Eukaryotic DNA Has Loops and Domains Attached to a Scaffold

KEY CONCEPTS
- DNA of interphase chromatin is negatively supercoiled into independent domains averaging 85 kb.
- Metaphase chromosomes have a protein scaffold to which the loops of supercoiled DNA are attached.
Interphase chromatin is a tangled-appearing mass occupying a large part of the nuclear volume. This is in contrast with the highly organized and reproducible ultrastructure of mitotic chromosomes. What controls the distribution of interphase chromatin within the nucleus?
Some indirect evidence about its nature is provided by the isolation of the genome as a single, compact body. Using the same technique that was developed for isolating the bacterial nucleoid , researchers can lyse nuclei on top of a sucrose gradient. This releases the genome in a form that can be collected by centrifugation. As isolated from Drosophila melanogaster, it can be visualized as a compactly folded fiber (10 nm in diameter) consisting of DNA bound to proteins.
Supercoiling measured by the response to ethidium bromide corresponds to about 1 negative supercoil/200 bp. These supercoils can be removed by nicking with DNase, although the DNA remains in the form of the 10-nm fiber. This suggests that the supercoiling is caused by the arrangement of the fiber in space, and that it represents the existing torsion.
Full relaxation of the supercoils requires 1 nick/85 kb or so, thus identifying the average length of torsionally “closed” DNA. This region could comprise a loop or domain similar in nature to those identified in the bacterial genome. Loops can be seen directly when the majority of proteins are extracted from mitotic chromosomes.

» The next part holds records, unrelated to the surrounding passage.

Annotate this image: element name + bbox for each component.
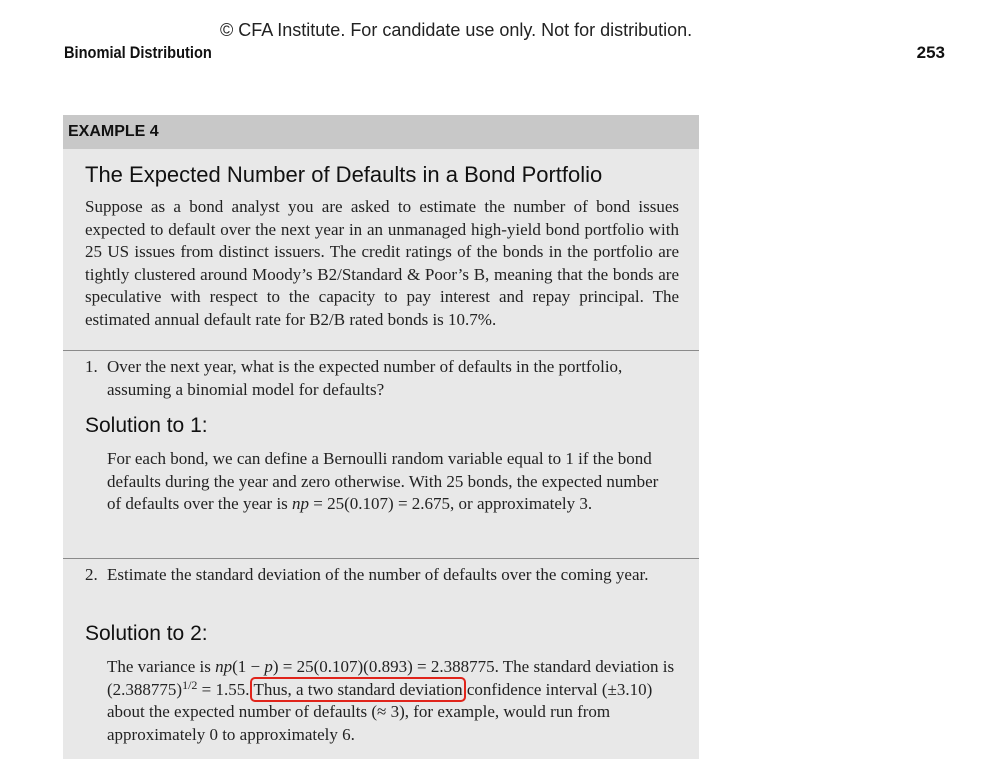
variable-np: np <box>292 494 310 513</box>
question-2-divider <box>63 558 699 559</box>
solution-2-text-c: ) = 25(0.107)(0.893) = 2.388775. The standard deviation is (2.388775) <box>107 657 675 699</box>
question-2-text: Estimate the standard deviation of the number of defaults over the coming year. <box>107 565 649 584</box>
copyright-notice: © CFA Institute. For candidate use only. Not for distribution. <box>220 20 693 40</box>
highlighted-phrase: Thus, a two standard deviation <box>253 679 463 699</box>
question-1-number: 1. <box>85 357 98 376</box>
variable-p: p <box>264 657 273 676</box>
example-intro-paragraph: Suppose as a bond analyst you are asked to estimate the number of bond issues expected to default over the next year in an unmanaged high-yield bond portfolio with 25 US issues from distinct issuers. The credit ratings of the bonds in the portfolio are tightly clustered around Moody’s B2/Standard & Poor’s B, meaning that the bonds are speculative with respect to the capacity to pay interest and repay principal. The estimated annual default rate for B2/B rated bonds is 10.7%. <box>85 197 679 329</box>
variable-np: np <box>215 657 233 676</box>
example-box <box>63 115 699 759</box>
running-head-title: Binomial Distribution <box>64 43 212 62</box>
solution-2-text-d: = 1.55. <box>197 679 254 699</box>
exponent-half: 1/2 <box>182 677 198 692</box>
solution-1-text-a: For each bond, we can define a Bernoulli random variable equal to 1 if the bond defaults during the year and zero otherwise. With 25 bonds, the expected number of defaults over the year is <box>107 449 659 513</box>
solution-2-text-e: confidence interval (±3.10) about the expected number of defaults (≈ 3), for example, would run from approximately 0 to approximately 6. <box>107 679 653 744</box>
solution-2-heading: Solution to 2: <box>85 622 208 645</box>
example-label-bar <box>63 115 699 149</box>
solution-2-text-a: The variance is <box>107 657 216 676</box>
solution-2-text-b: (1 − <box>232 657 265 676</box>
question-1-text: Over the next year, what is the expected number of defaults in the portfolio, assuming a binomial model for defaults? <box>107 357 623 399</box>
solution-1-text-b: = 25(0.107) = 2.675, or approximately 3. <box>309 494 593 513</box>
solution-1-heading: Solution to 1: <box>85 414 208 437</box>
example-title: The Expected Number of Defaults in a Bond Portfolio <box>85 162 603 187</box>
question-2-number: 2. <box>85 565 98 584</box>
example-label: EXAMPLE 4 <box>68 123 159 140</box>
question-1-divider <box>63 350 699 351</box>
page-number: 253 <box>916 43 945 62</box>
solution-2-text <box>107 656 679 746</box>
solution-1-text <box>107 448 667 516</box>
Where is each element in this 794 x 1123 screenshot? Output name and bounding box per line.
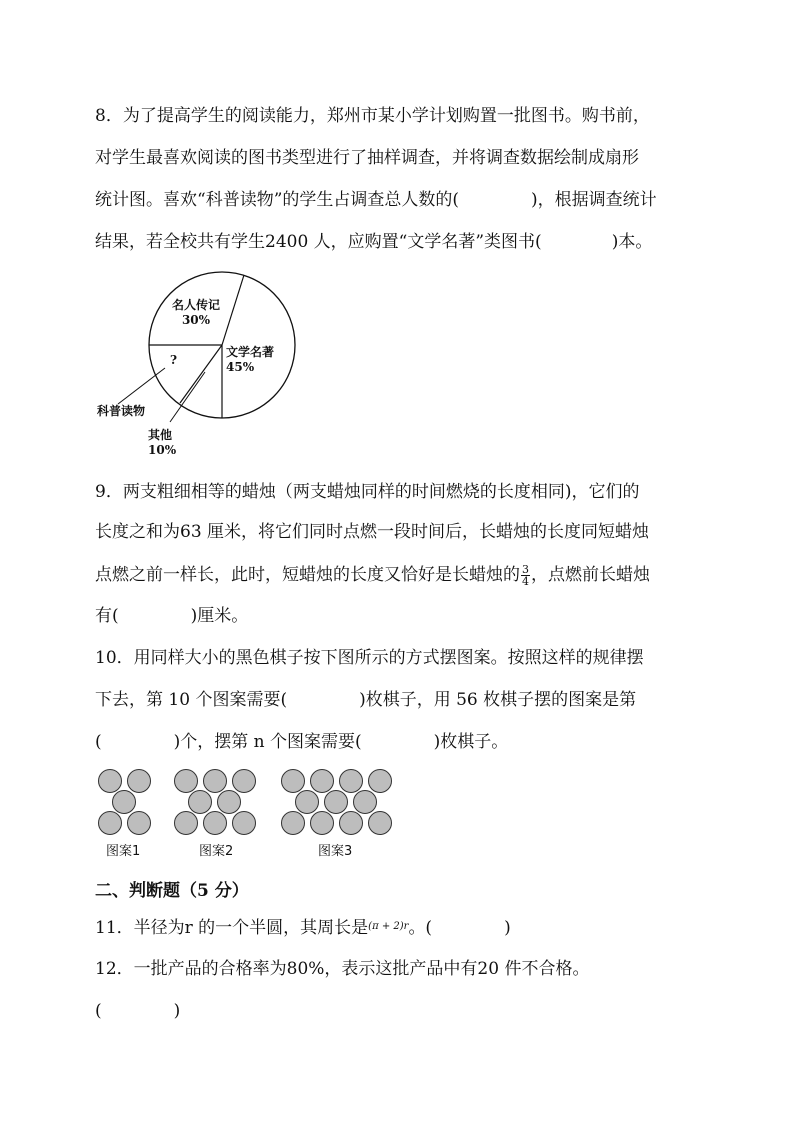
q9-line-4-text: 有( [95, 606, 119, 626]
chess-piece [369, 770, 392, 793]
pie-slice-label: 名人传记 [172, 298, 221, 312]
fraction-three-quarters [521, 564, 530, 587]
q9-line-1: 9．两支粗细相等的蜡烛（两支蜡烛同样的时间燃烧的长度相同)，它们的 [95, 482, 640, 502]
pie-leader-qita [170, 372, 205, 422]
chess-piece [99, 812, 122, 835]
q10-line-3-tail: )枚棋子。 [433, 732, 509, 752]
chess-piece [311, 812, 334, 835]
q10-line-2 [95, 690, 636, 710]
chess-piece [340, 770, 363, 793]
pie-slice-value: 30% [181, 313, 211, 327]
q8-line-3 [95, 190, 657, 210]
chess-piece [113, 791, 136, 814]
q11-line [95, 917, 511, 938]
q10-line-2-text: 下去，第 10 个图案需要( [95, 690, 288, 710]
chess-piece [282, 812, 305, 835]
q9-line-3-tail: ，点燃前长蜡烛 [531, 565, 650, 585]
q11-text: 11．半径为r 的一个半圆，其周长是 [95, 918, 369, 938]
q10-line-3 [95, 732, 508, 752]
chess-piece [128, 812, 151, 835]
chess-piece [354, 791, 377, 814]
q9-line-3 [95, 564, 650, 587]
pattern-caption-1: 图案1 [106, 844, 141, 859]
chess-piece [204, 770, 227, 793]
q12-answer-line [95, 1001, 180, 1021]
q8-line-1: 8．为了提高学生的阅读能力，郑州市某小学计划购置一批图书。购书前， [95, 106, 650, 126]
chess-piece [296, 791, 319, 814]
chess-piece [175, 812, 198, 835]
pie-leader-kepu [118, 368, 165, 404]
chess-piece [325, 791, 348, 814]
pie-divider-1 [222, 275, 244, 345]
q8-line-4-tail: )本。 [611, 232, 653, 252]
pie-label-mingren [172, 298, 220, 328]
perimeter-formula: (π + 2)r [368, 921, 409, 932]
chess-piece [369, 812, 392, 835]
chess-piece [233, 770, 256, 793]
chess-piece [218, 791, 241, 814]
pie-slice-value: 45% [226, 360, 255, 374]
pie-slice-label: 其他 [148, 428, 173, 442]
q11-close: ) [504, 918, 511, 938]
chess-piece [189, 791, 212, 814]
q9-line-4-tail: )厘米。 [190, 606, 249, 626]
chess-piece [282, 770, 305, 793]
q12-line: 12．一批产品的合格率为80%，表示这批产品中有20 件不合格。 [95, 959, 590, 979]
q8-line-3-tail: )，根据调查统计 [531, 190, 657, 210]
chess-piece [233, 812, 256, 835]
pie-unknown-mark: ? [170, 353, 178, 367]
pattern-caption-2: 图案2 [199, 844, 234, 859]
pie-label-qita [148, 428, 176, 458]
fraction-numerator: 3 [522, 563, 529, 576]
q10-line-3-mid: )个，摆第 n 个图案需要( [173, 732, 362, 752]
chess-piece [99, 770, 122, 793]
pattern-caption-3: 图案3 [318, 844, 353, 859]
chess-piece [175, 770, 198, 793]
q10-line-1: 10．用同样大小的黑色棋子按下图所示的方式摆图案。按照这样的规律摆 [95, 648, 644, 668]
q9-line-3-text: 点燃之前一样长，此时，短蜡烛的长度又恰好是长蜡烛的 [95, 565, 520, 585]
q12-open: ( [95, 1001, 102, 1021]
q12-close: ) [173, 1001, 181, 1021]
q8-line-3-text: 统计图。喜欢“科普读物”的学生占调查总人数的( [95, 190, 460, 210]
pie-label-wenxue [226, 345, 274, 375]
q8-line-2: 对学生最喜欢阅读的图书类型进行了抽样调查，并将调查数据绘制成扇形 [95, 148, 639, 168]
chess-piece [311, 770, 334, 793]
chess-piece [340, 812, 363, 835]
pie-slice-value: 10% [148, 443, 177, 457]
section-heading: 二、判断题（5 分） [95, 881, 249, 901]
chess-piece [204, 812, 227, 835]
q11-open: 。( [408, 918, 433, 938]
q10-line-2-tail: )枚棋子，用 56 枚棋子摆的图案是第 [359, 690, 637, 710]
q9-line-2: 长度之和为63 厘米，将它们同时点燃一段时间后，长蜡烛的长度同短蜡烛 [95, 522, 650, 542]
pie-slice-label: 文学名著 [226, 345, 275, 359]
q8-line-4-text: 结果，若全校共有学生2400 人，应购置“文学名著”类图书( [95, 232, 542, 252]
q10-line-3-open: ( [95, 732, 102, 752]
chess-piece [128, 770, 151, 793]
q9-line-4 [95, 606, 248, 626]
q8-line-4 [95, 232, 652, 252]
fraction-denominator: 4 [522, 575, 529, 588]
pie-label-kepu: 科普读物 [97, 404, 146, 418]
pie-divider-4 [180, 345, 222, 403]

The resulting complex consists of the DNA associated with about 8% of the original protein content. As shown in FIGURE 1, the protein-depleted chromosomes reveal an underlying structure of a metaphase scaffold that still resembles the general form of a mitotic chromosome, surrounded by a halo of DNA.

FIGURE 1 Histone-depleted chromosomes consist of a protein scaffold to which loops of DNA are anchored.
Reprinted from: Paulson, J. R., and Laemmli, U. K. 1977. “The structure of histonedepleted metaphase chromosomes.” Cell 12:817–828., with permission from Elsevier (http://www.sciencedirect.com/science/article/pii/009286747790280X). Photo courtesy of Ulrich K. Laemmli, University of Geneva, Switzerland.
The metaphase scaffold consists of a dense network of fibers. Threads of DNA emanate from the scaffold, apparently as loops of average length 10 to 30 μm (30 to 90 kb). The DNA can be
digested without affecting the integrity of the primarily proteinaceous scaffold. In interphase nuclei, this underlying proteinaceous structure is less well defined, but a more broadly dispersed arrangement in the nucleoplasm has been referred to as the nuclear matrix rather than the scaffold.